- Directed by: Maurice Murphy
- Written by: Bob Ellis
- Produced by: Brian Rosen
- Starring: Ben Oxenbould Rebecca Rigg Jeremy Larsson Martin Lewis
- Music by: Grahame Bond Rory O'Donoghue
- Production companies: Childrens Film Corporation Australian Film Commission Finn Productions
- Distributed by: Hoyts
- Release date: 18 December 1980;
- Running time: 91 minutes
- Country: Australia
- Language: English
- Budget: $350,000
- Box office: $1.064 million (Australia)

= Fatty Finn (film) =

Fatty Finn is a 1980 Australian film, directed by Maurice Murphy and starring Ben Oxenbould with Rebecca Rigg. It is based on the 1930s cartoon-strip character, Fatty Finn, created by Syd Nicholls and is loosely based on the 1927 silent film, The Kid Stakes.

==Plot==
Set in inner-city Woolloomooloo in Sydney, New South Wales in 1930, the neighbourhood nice guys are led by Fatty (real name Hubert Finn), an ambitious ten-year-old with an eye for making a quid. From shady frog jumping contests to a fixed goat race, Fatty uses his enterprise to raise enough money to buy a crystal set (radio without a separate power supply) that is worth seventeen shillings & sixpence (17/6), more than his Dad is able to save up in a year. Bruiser Murphy the bully and his gang try to stop him. Fatty uses his brains against his enemies' brawn to eventually triumph.

==Cast==
- Ben Oxenbould as Hubert 'Fatty' Finn
- Rebecca Rigg as Tilly
- Jeremy Larsson as Headlights
- Martin Lewis as Skeet
- Hugo Grieve as Seasy
- Sandy Leask as Lolly Legs
- Greg Kelly as Bruiser Murphy
- Christopher Norton as Snootle
- Bert Newton as John Finn
- Noni Hazlehurst as Myrtle Finn
- Gerard Kennedy as Tiger Murphy
- Su Cruickshank as Mrs Murphy
- Lorraine Bayly as Maggie McGrath
- Bill Young as Officer Claffey
- Ross Higgins as Radio Announcer
- Peter Rowley as Chauffeur
- Frank Wilson as Lord Mayor
- Henri Szeps as Mr Zilch
- Peter Carroll as Teacher

==Production==
Screenwriter Bob Ellis says it was his idea to make the film. He complained about interference from the film's producers, John Sexton and Yoram Gross, claiming Sexton in particular wanted a lot of changes, but changed his mind after David Puttnam praised Ellis's original draft. He later said of the film that "all the performances are dreadful, the conspicuous exception being Bert Newton's."

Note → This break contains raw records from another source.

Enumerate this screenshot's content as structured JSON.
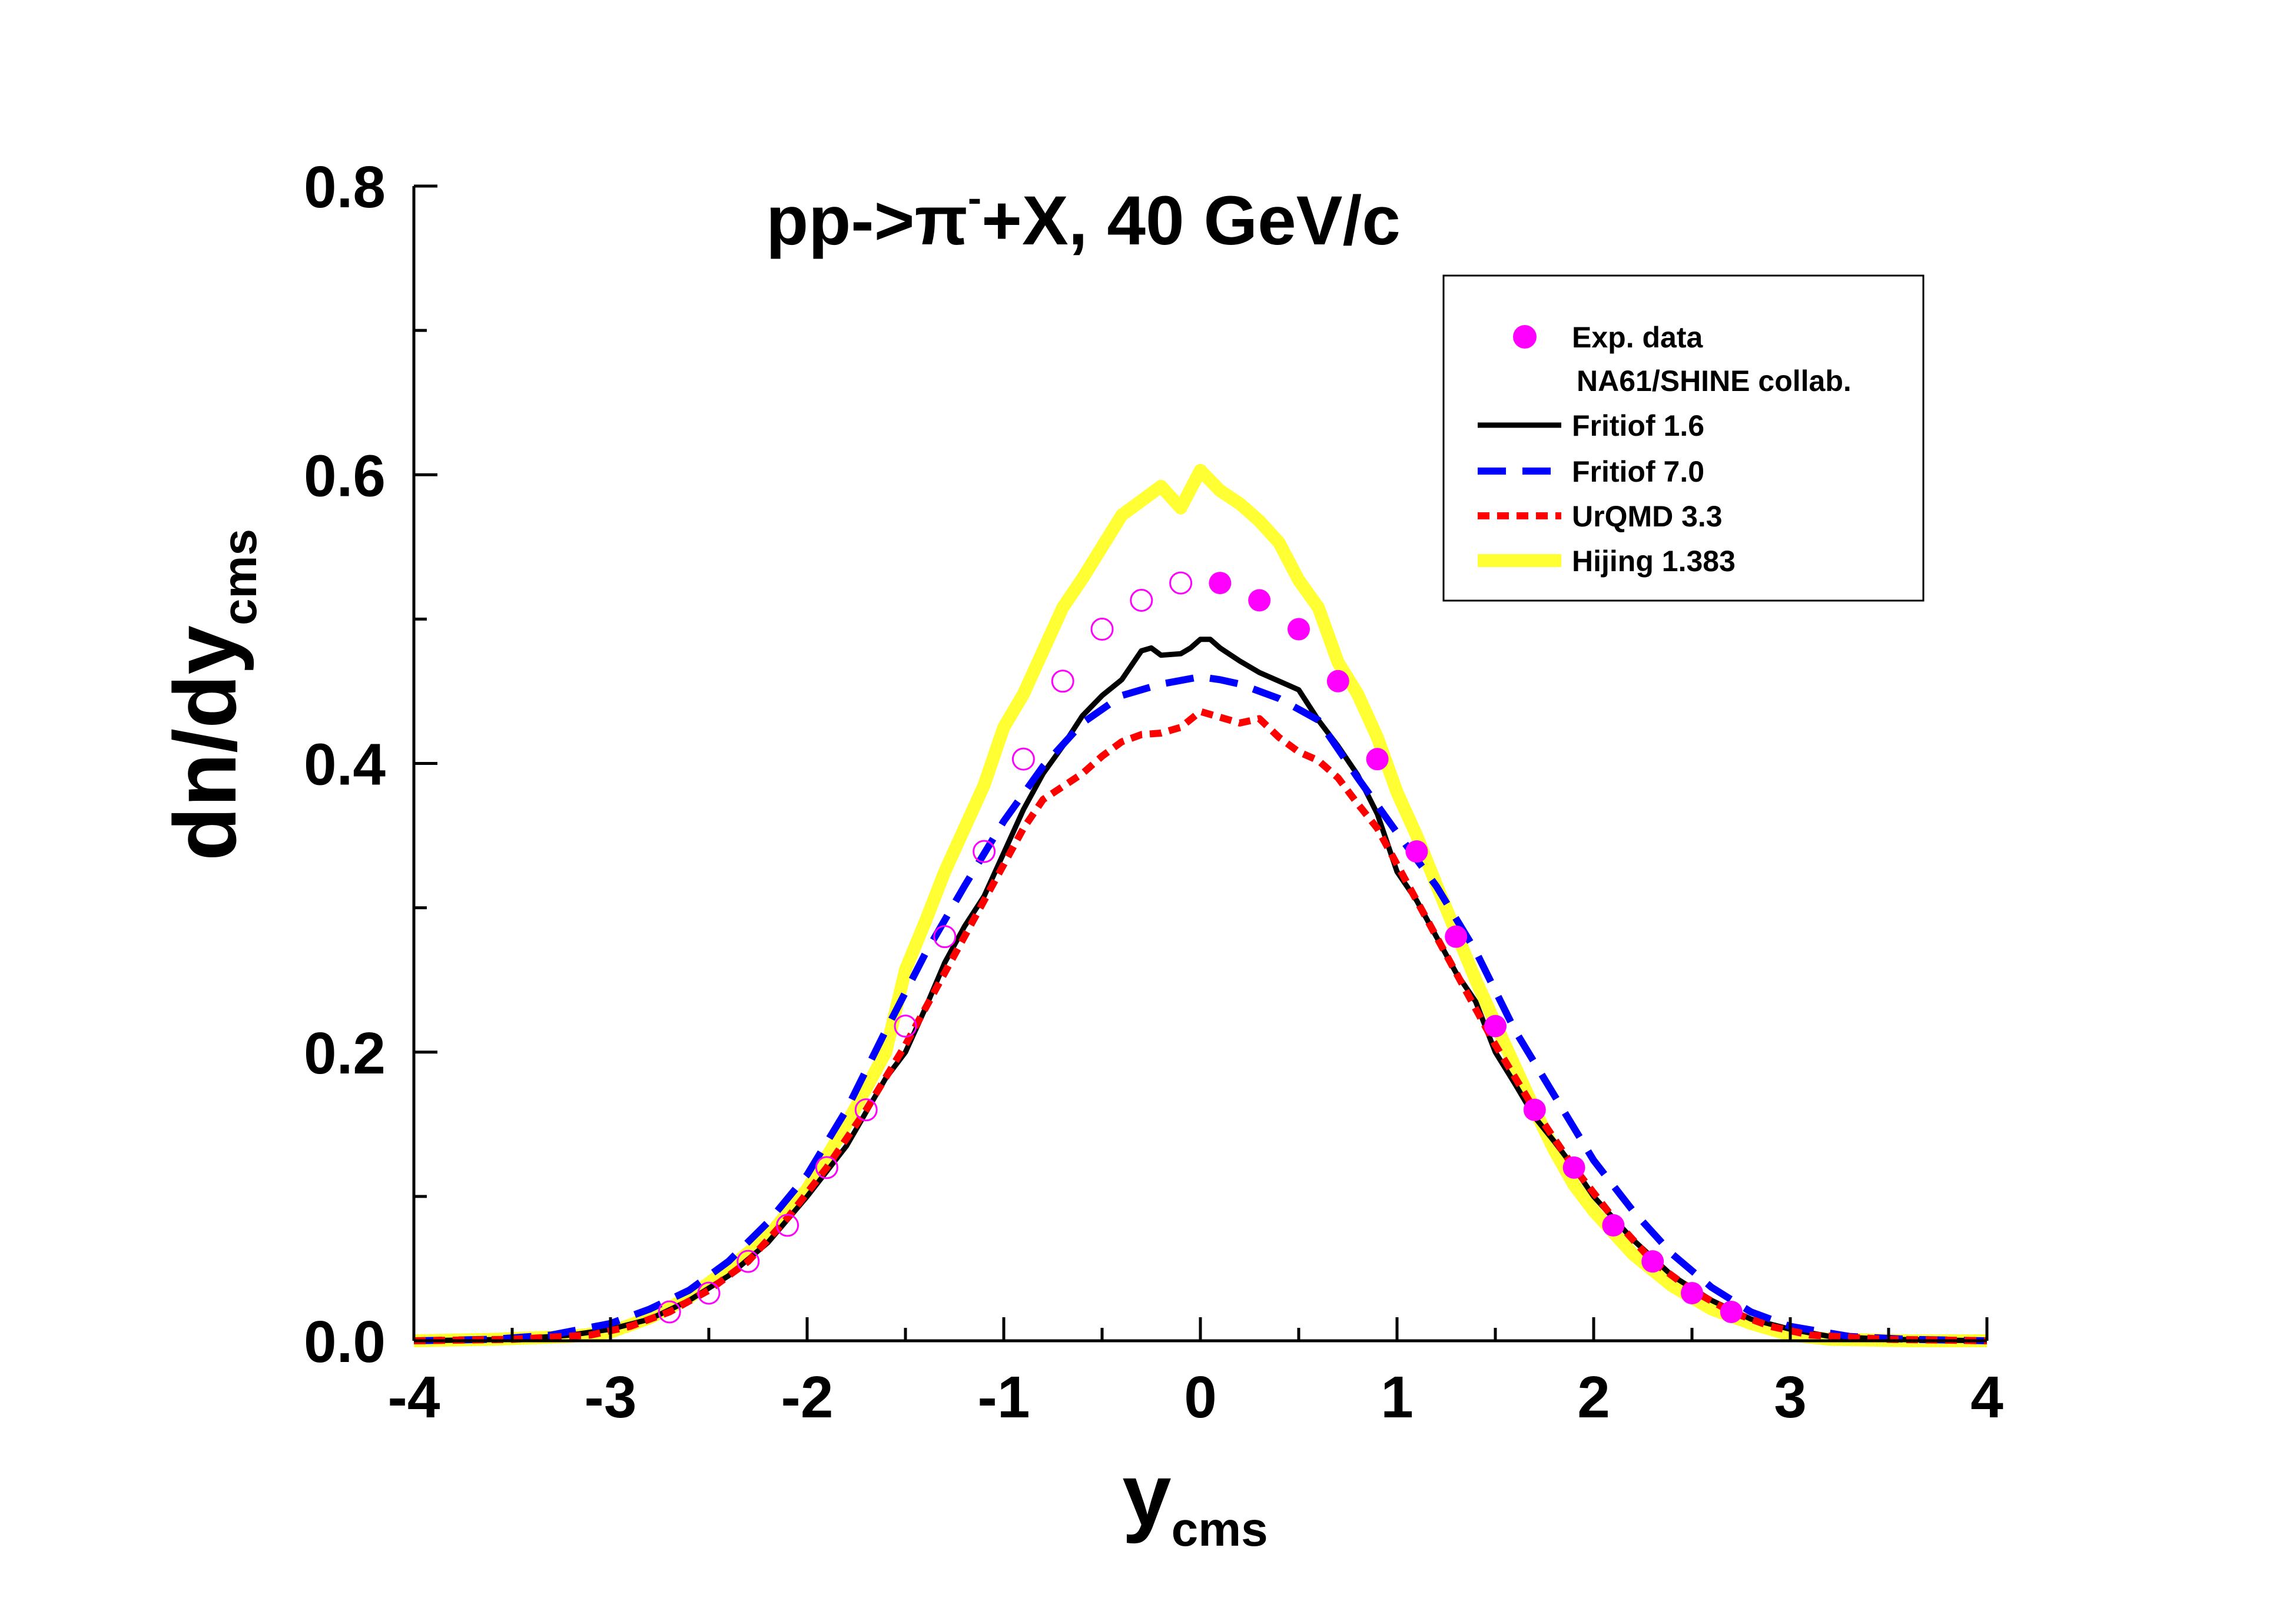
{
  "chart_data": {
    "type": "line",
    "title": {
      "main": "pp->π",
      "superscript": "-",
      "rest": "+X, 40 GeV/c"
    },
    "xlabel": {
      "main": "y",
      "sub": "cms"
    },
    "ylabel": {
      "main": "dn/dy",
      "sub": "cms"
    },
    "xlim": [
      -4,
      4
    ],
    "ylim": [
      0,
      0.8
    ],
    "xticks": [
      -4,
      -3,
      -2,
      -1,
      0,
      1,
      2,
      3,
      4
    ],
    "xtick_labels": [
      "-4",
      "-3",
      "-2",
      "-1",
      "0",
      "1",
      "2",
      "3",
      "4"
    ],
    "yticks": [
      0,
      0.2,
      0.4,
      0.6,
      0.8
    ],
    "ytick_labels": [
      "0.0",
      "0.2",
      "0.4",
      "0.6",
      "0.8"
    ],
    "legend": {
      "position": "top-right",
      "entries": [
        {
          "label": "Exp. data",
          "series": "exp"
        },
        {
          "label": "NA61/SHINE collab.",
          "series": null
        },
        {
          "label": "Fritiof 1.6",
          "series": "fritiof16"
        },
        {
          "label": "Fritiof 7.0",
          "series": "fritiof70"
        },
        {
          "label": "UrQMD 3.3",
          "series": "urqmd"
        },
        {
          "label": "Hijing 1.383",
          "series": "hijing"
        }
      ]
    },
    "scatter": {
      "name": "Exp. data",
      "color": "#ff00ff",
      "points_filled": [
        {
          "x": 0.1,
          "y": 0.525
        },
        {
          "x": 0.3,
          "y": 0.513
        },
        {
          "x": 0.5,
          "y": 0.493
        },
        {
          "x": 0.7,
          "y": 0.457
        },
        {
          "x": 0.9,
          "y": 0.403
        },
        {
          "x": 1.1,
          "y": 0.339
        },
        {
          "x": 1.3,
          "y": 0.28
        },
        {
          "x": 1.5,
          "y": 0.218
        },
        {
          "x": 1.7,
          "y": 0.16
        },
        {
          "x": 1.9,
          "y": 0.12
        },
        {
          "x": 2.1,
          "y": 0.08
        },
        {
          "x": 2.3,
          "y": 0.055
        },
        {
          "x": 2.5,
          "y": 0.033
        },
        {
          "x": 2.7,
          "y": 0.02
        }
      ],
      "points_open": [
        {
          "x": -0.1,
          "y": 0.525
        },
        {
          "x": -0.3,
          "y": 0.513
        },
        {
          "x": -0.5,
          "y": 0.493
        },
        {
          "x": -0.7,
          "y": 0.457
        },
        {
          "x": -0.9,
          "y": 0.403
        },
        {
          "x": -1.1,
          "y": 0.339
        },
        {
          "x": -1.3,
          "y": 0.28
        },
        {
          "x": -1.5,
          "y": 0.218
        },
        {
          "x": -1.7,
          "y": 0.16
        },
        {
          "x": -1.9,
          "y": 0.12
        },
        {
          "x": -2.1,
          "y": 0.08
        },
        {
          "x": -2.3,
          "y": 0.055
        },
        {
          "x": -2.5,
          "y": 0.033
        },
        {
          "x": -2.7,
          "y": 0.02
        }
      ]
    },
    "series": [
      {
        "name": "Hijing 1.383",
        "key": "hijing",
        "color": "#ffff33",
        "style": "solid",
        "points": [
          [
            -4,
            0
          ],
          [
            -3.6,
            0.001
          ],
          [
            -3.2,
            0.003
          ],
          [
            -3,
            0.006
          ],
          [
            -2.8,
            0.016
          ],
          [
            -2.6,
            0.03
          ],
          [
            -2.4,
            0.05
          ],
          [
            -2.2,
            0.072
          ],
          [
            -2,
            0.105
          ],
          [
            -1.8,
            0.15
          ],
          [
            -1.6,
            0.2
          ],
          [
            -1.5,
            0.257
          ],
          [
            -1.4,
            0.29
          ],
          [
            -1.3,
            0.325
          ],
          [
            -1.2,
            0.355
          ],
          [
            -1.1,
            0.385
          ],
          [
            -1,
            0.425
          ],
          [
            -0.9,
            0.448
          ],
          [
            -0.8,
            0.478
          ],
          [
            -0.7,
            0.508
          ],
          [
            -0.6,
            0.528
          ],
          [
            -0.5,
            0.55
          ],
          [
            -0.4,
            0.572
          ],
          [
            -0.3,
            0.582
          ],
          [
            -0.2,
            0.592
          ],
          [
            -0.1,
            0.577
          ],
          [
            0,
            0.603
          ],
          [
            0.1,
            0.589
          ],
          [
            0.2,
            0.58
          ],
          [
            0.3,
            0.568
          ],
          [
            0.4,
            0.553
          ],
          [
            0.5,
            0.527
          ],
          [
            0.6,
            0.508
          ],
          [
            0.7,
            0.47
          ],
          [
            0.8,
            0.448
          ],
          [
            0.9,
            0.418
          ],
          [
            1,
            0.38
          ],
          [
            1.1,
            0.35
          ],
          [
            1.2,
            0.316
          ],
          [
            1.3,
            0.283
          ],
          [
            1.4,
            0.25
          ],
          [
            1.5,
            0.22
          ],
          [
            1.6,
            0.19
          ],
          [
            1.7,
            0.16
          ],
          [
            1.8,
            0.132
          ],
          [
            1.9,
            0.108
          ],
          [
            2,
            0.09
          ],
          [
            2.2,
            0.06
          ],
          [
            2.4,
            0.038
          ],
          [
            2.6,
            0.022
          ],
          [
            2.8,
            0.012
          ],
          [
            3,
            0.004
          ],
          [
            3.2,
            0.001
          ],
          [
            3.6,
            0
          ],
          [
            4,
            0
          ]
        ]
      },
      {
        "name": "Fritiof 1.6",
        "key": "fritiof16",
        "color": "#000000",
        "style": "solid",
        "points": [
          [
            -4,
            0
          ],
          [
            -3.5,
            0.001
          ],
          [
            -3.2,
            0.004
          ],
          [
            -3,
            0.008
          ],
          [
            -2.8,
            0.015
          ],
          [
            -2.6,
            0.028
          ],
          [
            -2.4,
            0.045
          ],
          [
            -2.2,
            0.068
          ],
          [
            -2,
            0.1
          ],
          [
            -1.8,
            0.135
          ],
          [
            -1.6,
            0.182
          ],
          [
            -1.5,
            0.2
          ],
          [
            -1.4,
            0.23
          ],
          [
            -1.3,
            0.262
          ],
          [
            -1.2,
            0.287
          ],
          [
            -1.1,
            0.308
          ],
          [
            -1,
            0.338
          ],
          [
            -0.9,
            0.368
          ],
          [
            -0.8,
            0.393
          ],
          [
            -0.7,
            0.412
          ],
          [
            -0.6,
            0.433
          ],
          [
            -0.5,
            0.447
          ],
          [
            -0.4,
            0.458
          ],
          [
            -0.3,
            0.478
          ],
          [
            -0.25,
            0.48
          ],
          [
            -0.2,
            0.475
          ],
          [
            -0.1,
            0.476
          ],
          [
            -0.05,
            0.48
          ],
          [
            0,
            0.486
          ],
          [
            0.05,
            0.486
          ],
          [
            0.1,
            0.48
          ],
          [
            0.2,
            0.471
          ],
          [
            0.3,
            0.463
          ],
          [
            0.4,
            0.457
          ],
          [
            0.5,
            0.451
          ],
          [
            0.6,
            0.43
          ],
          [
            0.7,
            0.412
          ],
          [
            0.8,
            0.392
          ],
          [
            0.9,
            0.365
          ],
          [
            1,
            0.325
          ],
          [
            1.1,
            0.305
          ],
          [
            1.2,
            0.28
          ],
          [
            1.3,
            0.255
          ],
          [
            1.4,
            0.235
          ],
          [
            1.5,
            0.2
          ],
          [
            1.6,
            0.178
          ],
          [
            1.7,
            0.155
          ],
          [
            1.8,
            0.138
          ],
          [
            1.9,
            0.12
          ],
          [
            2,
            0.1
          ],
          [
            2.2,
            0.07
          ],
          [
            2.4,
            0.045
          ],
          [
            2.6,
            0.028
          ],
          [
            2.8,
            0.015
          ],
          [
            3,
            0.008
          ],
          [
            3.2,
            0.003
          ],
          [
            3.5,
            0.001
          ],
          [
            4,
            0
          ]
        ]
      },
      {
        "name": "Fritiof 7.0",
        "key": "fritiof70",
        "color": "#0000ff",
        "style": "long-dash",
        "points": [
          [
            -4,
            0
          ],
          [
            -3.6,
            0.001
          ],
          [
            -3.3,
            0.004
          ],
          [
            -3,
            0.012
          ],
          [
            -2.8,
            0.022
          ],
          [
            -2.6,
            0.035
          ],
          [
            -2.4,
            0.055
          ],
          [
            -2.2,
            0.082
          ],
          [
            -2,
            0.115
          ],
          [
            -1.8,
            0.16
          ],
          [
            -1.6,
            0.215
          ],
          [
            -1.4,
            0.268
          ],
          [
            -1.2,
            0.315
          ],
          [
            -1,
            0.36
          ],
          [
            -0.8,
            0.398
          ],
          [
            -0.6,
            0.428
          ],
          [
            -0.4,
            0.447
          ],
          [
            -0.2,
            0.455
          ],
          [
            0,
            0.46
          ],
          [
            0.1,
            0.458
          ],
          [
            0.2,
            0.455
          ],
          [
            0.4,
            0.445
          ],
          [
            0.6,
            0.43
          ],
          [
            0.8,
            0.39
          ],
          [
            1,
            0.352
          ],
          [
            1.2,
            0.315
          ],
          [
            1.4,
            0.27
          ],
          [
            1.6,
            0.215
          ],
          [
            1.8,
            0.17
          ],
          [
            2,
            0.125
          ],
          [
            2.2,
            0.09
          ],
          [
            2.4,
            0.06
          ],
          [
            2.6,
            0.037
          ],
          [
            2.8,
            0.02
          ],
          [
            3,
            0.01
          ],
          [
            3.3,
            0.003
          ],
          [
            3.6,
            0.001
          ],
          [
            4,
            0
          ]
        ]
      },
      {
        "name": "UrQMD 3.3",
        "key": "urqmd",
        "color": "#ff0000",
        "style": "short-dash",
        "points": [
          [
            -4,
            0
          ],
          [
            -3.5,
            0.001
          ],
          [
            -3.1,
            0.004
          ],
          [
            -2.9,
            0.01
          ],
          [
            -2.7,
            0.02
          ],
          [
            -2.5,
            0.035
          ],
          [
            -2.3,
            0.055
          ],
          [
            -2.1,
            0.085
          ],
          [
            -1.9,
            0.12
          ],
          [
            -1.7,
            0.16
          ],
          [
            -1.5,
            0.205
          ],
          [
            -1.3,
            0.255
          ],
          [
            -1.1,
            0.305
          ],
          [
            -1,
            0.33
          ],
          [
            -0.9,
            0.355
          ],
          [
            -0.8,
            0.375
          ],
          [
            -0.6,
            0.393
          ],
          [
            -0.5,
            0.405
          ],
          [
            -0.4,
            0.415
          ],
          [
            -0.3,
            0.42
          ],
          [
            -0.2,
            0.421
          ],
          [
            -0.1,
            0.425
          ],
          [
            0,
            0.436
          ],
          [
            0.1,
            0.432
          ],
          [
            0.2,
            0.428
          ],
          [
            0.3,
            0.431
          ],
          [
            0.4,
            0.418
          ],
          [
            0.5,
            0.408
          ],
          [
            0.6,
            0.402
          ],
          [
            0.7,
            0.39
          ],
          [
            0.8,
            0.372
          ],
          [
            0.9,
            0.355
          ],
          [
            1,
            0.33
          ],
          [
            1.1,
            0.305
          ],
          [
            1.3,
            0.255
          ],
          [
            1.5,
            0.205
          ],
          [
            1.7,
            0.16
          ],
          [
            1.9,
            0.12
          ],
          [
            2.1,
            0.085
          ],
          [
            2.3,
            0.055
          ],
          [
            2.5,
            0.035
          ],
          [
            2.7,
            0.02
          ],
          [
            2.9,
            0.01
          ],
          [
            3.1,
            0.004
          ],
          [
            3.5,
            0.001
          ],
          [
            4,
            0
          ]
        ]
      }
    ]
  }
}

Of the $350,000 budget, $120,000 came from the Australian Film Commission.

The movie was set in Woolloomooloo but the area had changed a lot since then so was shot in and around Glebe. Filming took place in January and February 1980.

==Reception==

===Box office===
Fatty Finn grossed $1.064 million at the box office in Australia.

===Awards===
The film was nominated for seven Australian Film Institute Awards in 1981 winning in the categories of 'Best Achievement in Costume Design' and 'Best Original Music Score'.